TARİHTE BİRLEŞTİRİCİ OLAN TARİKATLAR, ŞİMDİ KUTUPLAŞMANIN PARÇASI HALİNE GELDİ
Türkiye’de tarikatların bugünkü durumlarını da konuştuğumuz konular ışığında değerlendirir misiniz?
Önce ifade ettiğimiz gibi Türkiye’de tarikatlar insan merkezli değil de devlet merkezli olarak varlıklarını sürdüreceklerine inanmış gözüküyorlar. Bu da kendi açılarından varoluşsal bir çelişkiyi barındırmakta. Tarihlerine baktığımızda, Moğol istilası döneminde sosyal anlamda tekkelerin Anadolu’nun birliğinin sağlanması konusunda önemli rolleri olmuştu. Maalesef bugünün Türkiye’sinde ise kutuplaşmanın bir parçası olarak boy göstermekteler.
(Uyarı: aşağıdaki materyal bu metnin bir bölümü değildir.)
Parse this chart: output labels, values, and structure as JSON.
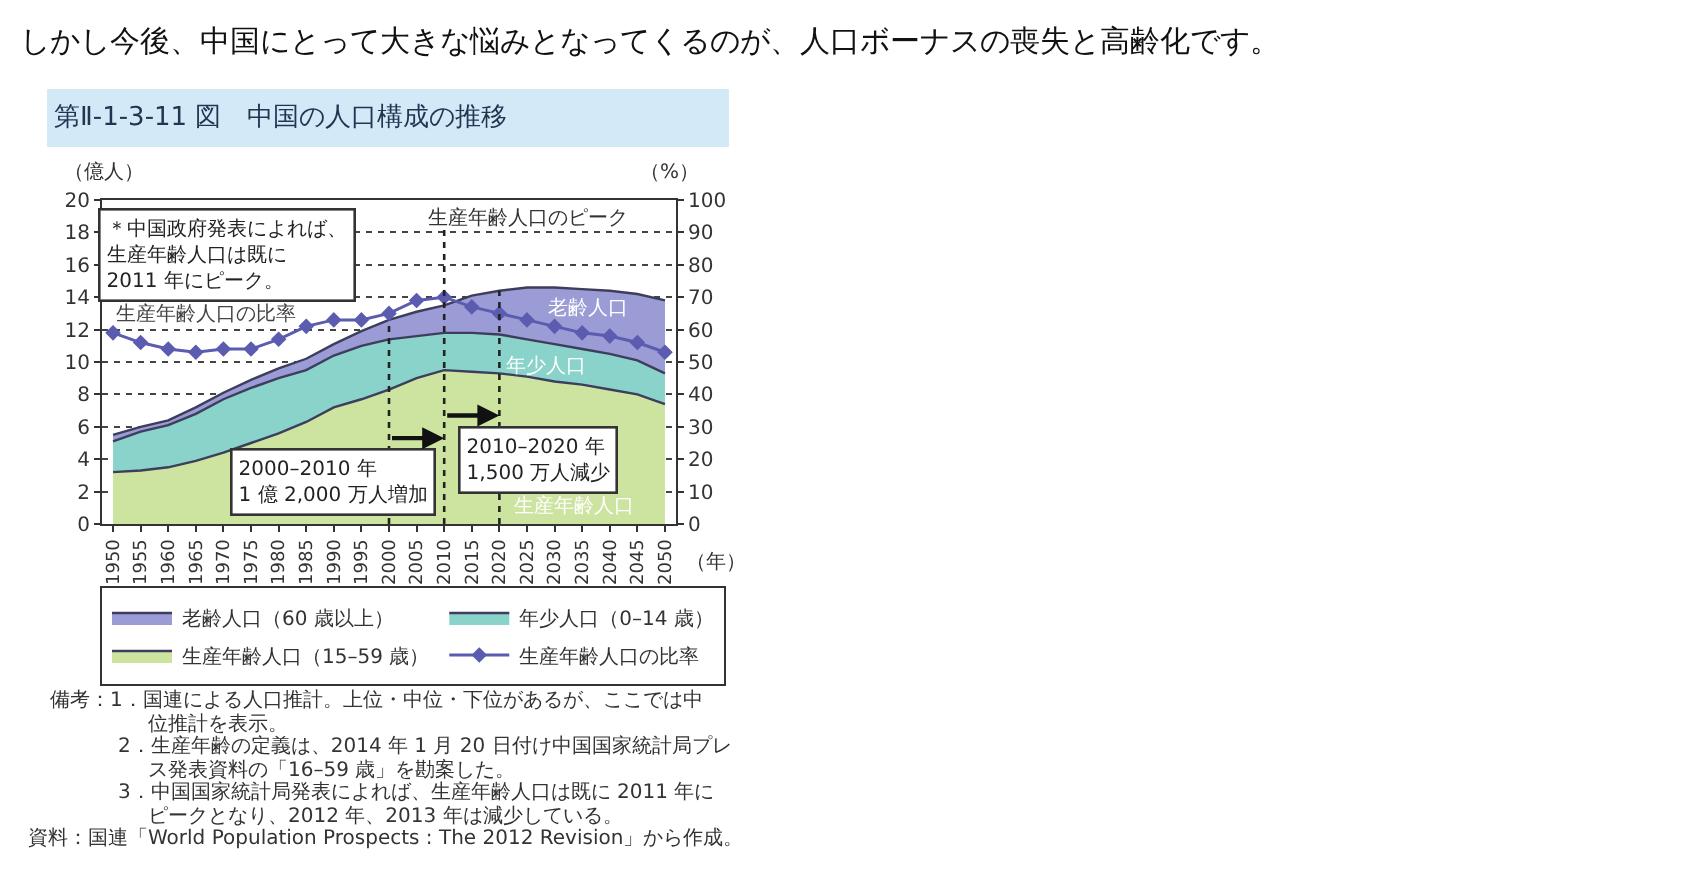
{
  "chart_data": {
    "type": "area",
    "stacked": true,
    "title": "しかし今後、中国にとって大きな悩みとなってくるのが、人口ボーナスの喪失と高齢化です。",
    "subtitle": "第Ⅱ-1-3-11 図　中国の人口構成の推移",
    "xlabel": "（年）",
    "ylabel": "（億人）",
    "y2label": "（%）",
    "x": [
      1950,
      1955,
      1960,
      1965,
      1970,
      1975,
      1980,
      1985,
      1990,
      1995,
      2000,
      2005,
      2010,
      2015,
      2020,
      2025,
      2030,
      2035,
      2040,
      2045,
      2050
    ],
    "series": [
      {
        "name": "生産年齢人口（15–59 歳）",
        "color": "#cde4a0",
        "values": [
          3.2,
          3.3,
          3.5,
          3.9,
          4.4,
          5.0,
          5.6,
          6.3,
          7.2,
          7.7,
          8.3,
          9.0,
          9.5,
          9.4,
          9.3,
          9.1,
          8.8,
          8.6,
          8.3,
          8.0,
          7.4
        ]
      },
      {
        "name": "年少人口（0–14 歳）",
        "color": "#8ad3ca",
        "values": [
          1.9,
          2.4,
          2.6,
          2.9,
          3.3,
          3.4,
          3.4,
          3.2,
          3.2,
          3.3,
          3.1,
          2.6,
          2.3,
          2.4,
          2.4,
          2.3,
          2.3,
          2.2,
          2.2,
          2.1,
          1.9
        ]
      },
      {
        "name": "老齢人口（60 歳以上）",
        "color": "#9b9bd6",
        "values": [
          0.4,
          0.3,
          0.3,
          0.4,
          0.4,
          0.5,
          0.6,
          0.7,
          0.7,
          0.9,
          1.2,
          1.5,
          1.7,
          2.3,
          2.7,
          3.2,
          3.5,
          3.7,
          3.9,
          4.1,
          4.5
        ]
      },
      {
        "name": "生産年齢人口の比率",
        "type": "line",
        "axis": "y2",
        "color": "#5b5bb0",
        "marker": "diamond",
        "values": [
          59,
          56,
          54,
          53,
          54,
          54,
          57,
          61,
          63,
          63,
          65,
          69,
          70,
          67,
          65,
          63,
          61,
          59,
          58,
          56,
          53
        ]
      }
    ],
    "xlim": [
      1948,
      2052
    ],
    "xticks": [
      1950,
      1955,
      1960,
      1965,
      1970,
      1975,
      1980,
      1985,
      1990,
      1995,
      2000,
      2005,
      2010,
      2015,
      2020,
      2025,
      2030,
      2035,
      2040,
      2045,
      2050
    ],
    "ylim": [
      0,
      20
    ],
    "yticks": [
      0,
      2,
      4,
      6,
      8,
      10,
      12,
      14,
      16,
      18,
      20
    ],
    "y2lim": [
      0,
      100
    ],
    "y2ticks": [
      0,
      10,
      20,
      30,
      40,
      50,
      60,
      70,
      80,
      90,
      100
    ],
    "grid": "y",
    "legend": "bottom",
    "ref_lines": [
      {
        "axis": "x",
        "value": 2000,
        "line_style": "dotted"
      },
      {
        "axis": "x",
        "value": 2010,
        "label": "生産年齢人口のピーク",
        "line_style": "dotted"
      },
      {
        "axis": "x",
        "value": 2020,
        "line_style": "dotted"
      }
    ],
    "annotations": [
      "＊中国政府発表によれば、生産年齢人口は既に2011 年にピーク。",
      "生産年齢人口の比率",
      "老齢人口",
      "年少人口",
      "生産年齢人口",
      {
        "text": "2000–2010 年1 億 2,000 万人増加",
        "x": 2010,
        "y": 5.3
      },
      {
        "text": "2010–2020 年1,500 万人減少",
        "x": 2020,
        "y": 6.7
      },
      "備考：1．国連による人口推計。上位・中位・下位があるが、ここでは中位推計を表示。",
      "2．生産年齢の定義は、2014 年 1 月 20 日付け中国国家統計局プレス発表資料の「16–59 歳」を勘案した。",
      "3．中国国家統計局発表によれば、生産年齢人口は既に 2011 年にピークとなり、2012 年、2013 年は減少している。",
      "資料：国連「World Population Prospects : The 2012 Revision」から作成。"
    ]
  }
}
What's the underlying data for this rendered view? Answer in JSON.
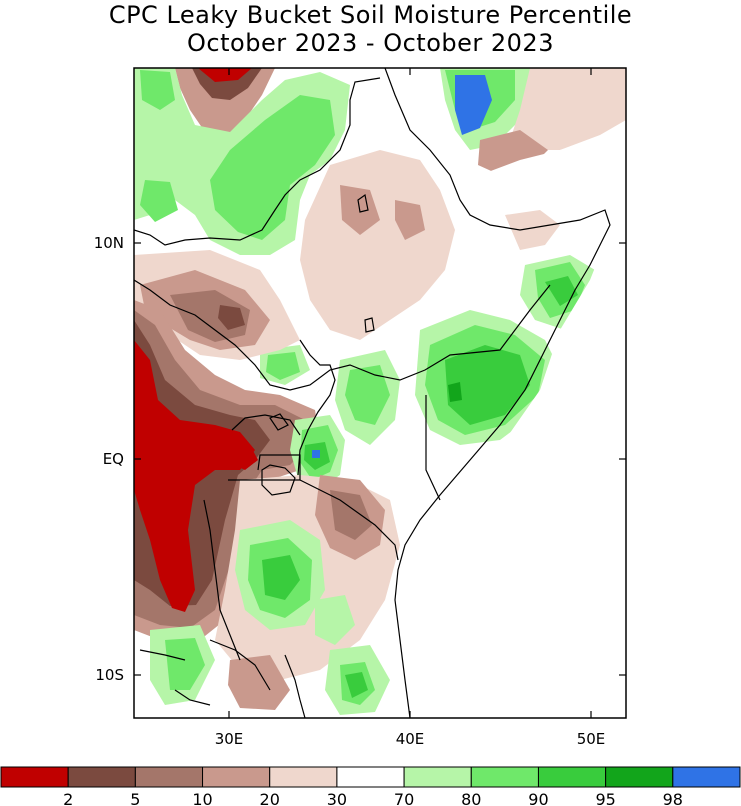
{
  "title": {
    "line1": "CPC Leaky Bucket Soil Moisture Percentile",
    "line2": "October 2023 - October 2023"
  },
  "axes": {
    "lat_labels": [
      "10N",
      "EQ",
      "10S"
    ],
    "lon_labels": [
      "30E",
      "40E",
      "50E"
    ]
  },
  "colorbar": {
    "colors": [
      "#c00000",
      "#7b4a3f",
      "#a4766a",
      "#c9998d",
      "#efd7cd",
      "#ffffff",
      "#b6f5a8",
      "#6fe86a",
      "#39cc3d",
      "#12a51b",
      "#2f73e6"
    ],
    "labels": [
      "2",
      "5",
      "10",
      "20",
      "30",
      "70",
      "80",
      "90",
      "95",
      "98"
    ]
  },
  "palette": {
    "dry_extreme": "#c00000",
    "dry_very": "#7b4a3f",
    "dry_mod": "#a4766a",
    "dry_light": "#c9998d",
    "dry_slight": "#efd7cd",
    "normal": "#ffffff",
    "wet_slight": "#b6f5a8",
    "wet_mod": "#6fe86a",
    "wet_high": "#39cc3d",
    "wet_very": "#12a51b",
    "wet_extreme": "#2f73e6"
  }
}
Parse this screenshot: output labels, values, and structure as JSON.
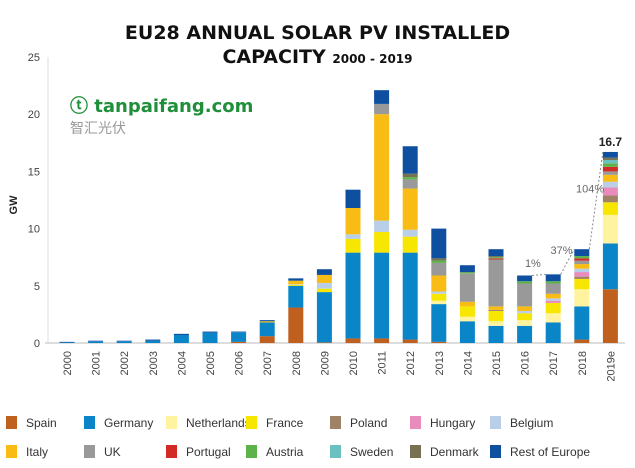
{
  "chart_data": {
    "type": "bar",
    "stacked": true,
    "title": "EU28 ANNUAL SOLAR PV INSTALLED",
    "title_line2": "CAPACITY",
    "title_years": "2000 - 2019",
    "ylabel": "GW",
    "xlabel": "",
    "ylim": [
      0,
      25
    ],
    "yticks": [
      "0",
      "5",
      "10",
      "15",
      "20",
      "25"
    ],
    "grid": false,
    "legend_position": "bottom",
    "categories": [
      "2000",
      "2001",
      "2002",
      "2003",
      "2004",
      "2005",
      "2006",
      "2007",
      "2008",
      "2009",
      "2010",
      "2011",
      "2012",
      "2013",
      "2014",
      "2015",
      "2016",
      "2017",
      "2018",
      "2019e"
    ],
    "series": [
      {
        "name": "Spain",
        "color": "#c0601e",
        "values": [
          0,
          0,
          0,
          0,
          0,
          0,
          0.1,
          0.6,
          3.1,
          0.05,
          0.4,
          0.4,
          0.3,
          0.1,
          0,
          0,
          0,
          0,
          0.3,
          4.7
        ]
      },
      {
        "name": "Germany",
        "color": "#0a86c8",
        "values": [
          0.05,
          0.15,
          0.15,
          0.2,
          0.7,
          0.9,
          0.85,
          1.2,
          1.9,
          4.4,
          7.5,
          7.5,
          7.6,
          3.3,
          1.9,
          1.5,
          1.5,
          1.8,
          2.9,
          4.0
        ]
      },
      {
        "name": "Netherlands",
        "color": "#fff3a0",
        "values": [
          0,
          0,
          0,
          0,
          0,
          0,
          0,
          0,
          0,
          0,
          0,
          0,
          0,
          0.3,
          0.4,
          0.4,
          0.5,
          0.8,
          1.5,
          2.5
        ]
      },
      {
        "name": "France",
        "color": "#f7e600",
        "values": [
          0,
          0,
          0,
          0,
          0,
          0,
          0,
          0,
          0.1,
          0.3,
          1.2,
          1.8,
          1.4,
          0.6,
          0.9,
          0.9,
          0.6,
          0.9,
          0.9,
          1.1
        ]
      },
      {
        "name": "Poland",
        "color": "#a08366",
        "values": [
          0,
          0,
          0,
          0,
          0,
          0,
          0,
          0,
          0,
          0,
          0,
          0,
          0,
          0,
          0,
          0.1,
          0,
          0,
          0.2,
          0.6
        ]
      },
      {
        "name": "Hungary",
        "color": "#e98bbd",
        "values": [
          0,
          0,
          0,
          0,
          0,
          0,
          0,
          0,
          0,
          0,
          0,
          0,
          0,
          0,
          0,
          0,
          0,
          0.2,
          0.4,
          0.7
        ]
      },
      {
        "name": "Belgium",
        "color": "#b9cfe8",
        "values": [
          0,
          0,
          0,
          0,
          0,
          0,
          0,
          0,
          0.05,
          0.5,
          0.4,
          1.0,
          0.6,
          0.2,
          0,
          0,
          0.2,
          0.2,
          0.3,
          0.5
        ]
      },
      {
        "name": "Italy",
        "color": "#f9bc15",
        "values": [
          0,
          0,
          0,
          0,
          0,
          0,
          0,
          0.1,
          0.3,
          0.7,
          2.3,
          9.3,
          3.6,
          1.4,
          0.4,
          0.3,
          0.4,
          0.4,
          0.4,
          0.6
        ]
      },
      {
        "name": "UK",
        "color": "#999999",
        "values": [
          0,
          0,
          0,
          0,
          0,
          0,
          0,
          0,
          0,
          0,
          0,
          0.9,
          0.8,
          1.1,
          2.5,
          4.1,
          2.0,
          0.9,
          0.3,
          0.3
        ]
      },
      {
        "name": "Portugal",
        "color": "#d22a26",
        "values": [
          0,
          0,
          0,
          0,
          0,
          0,
          0,
          0,
          0,
          0,
          0,
          0,
          0,
          0,
          0,
          0.1,
          0,
          0,
          0.2,
          0.4
        ]
      },
      {
        "name": "Austria",
        "color": "#5db34a",
        "values": [
          0,
          0,
          0,
          0,
          0,
          0,
          0,
          0,
          0,
          0,
          0,
          0,
          0.2,
          0.2,
          0.1,
          0.1,
          0.2,
          0.2,
          0.2,
          0.3
        ]
      },
      {
        "name": "Sweden",
        "color": "#6cc0c0",
        "values": [
          0,
          0,
          0,
          0,
          0,
          0,
          0,
          0,
          0,
          0,
          0,
          0,
          0,
          0,
          0,
          0,
          0,
          0,
          0,
          0.3
        ]
      },
      {
        "name": "Denmark",
        "color": "#767150",
        "values": [
          0,
          0,
          0,
          0,
          0,
          0,
          0,
          0,
          0,
          0,
          0,
          0,
          0.3,
          0.2,
          0,
          0.1,
          0,
          0,
          0,
          0.2
        ]
      },
      {
        "name": "Rest of Europe",
        "color": "#0f4fa0",
        "values": [
          0.05,
          0.05,
          0.05,
          0.1,
          0.1,
          0.1,
          0.05,
          0.1,
          0.2,
          0.5,
          1.6,
          1.2,
          2.4,
          2.6,
          0.6,
          0.6,
          0.5,
          0.6,
          0.6,
          0.5
        ]
      }
    ],
    "annotations": [
      {
        "text": "1%",
        "from": "2016",
        "to": "2017"
      },
      {
        "text": "37%",
        "from": "2017",
        "to": "2018"
      },
      {
        "text": "104%",
        "from": "2018",
        "to": "2019e"
      },
      {
        "text": "16.7",
        "at": "2019e"
      }
    ]
  },
  "watermark": {
    "site": "tanpaifang.com",
    "chinese": "智汇光伏"
  }
}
TÜRK SAĞI, KÜRT VE ERMENİ SORUNLARINA İLİŞKİN ÖLÜ TAKLİDİ YAPMAKTAN VAZGEÇMELİ
Türk sağının geleceğine ilişkin neler söylemek istersiniz? Sizin kafanızdaki Türk sağına ilişkin ideal bir tablo var mı? Nasıl olursa Türk sağı, sorunlarından kurtulur?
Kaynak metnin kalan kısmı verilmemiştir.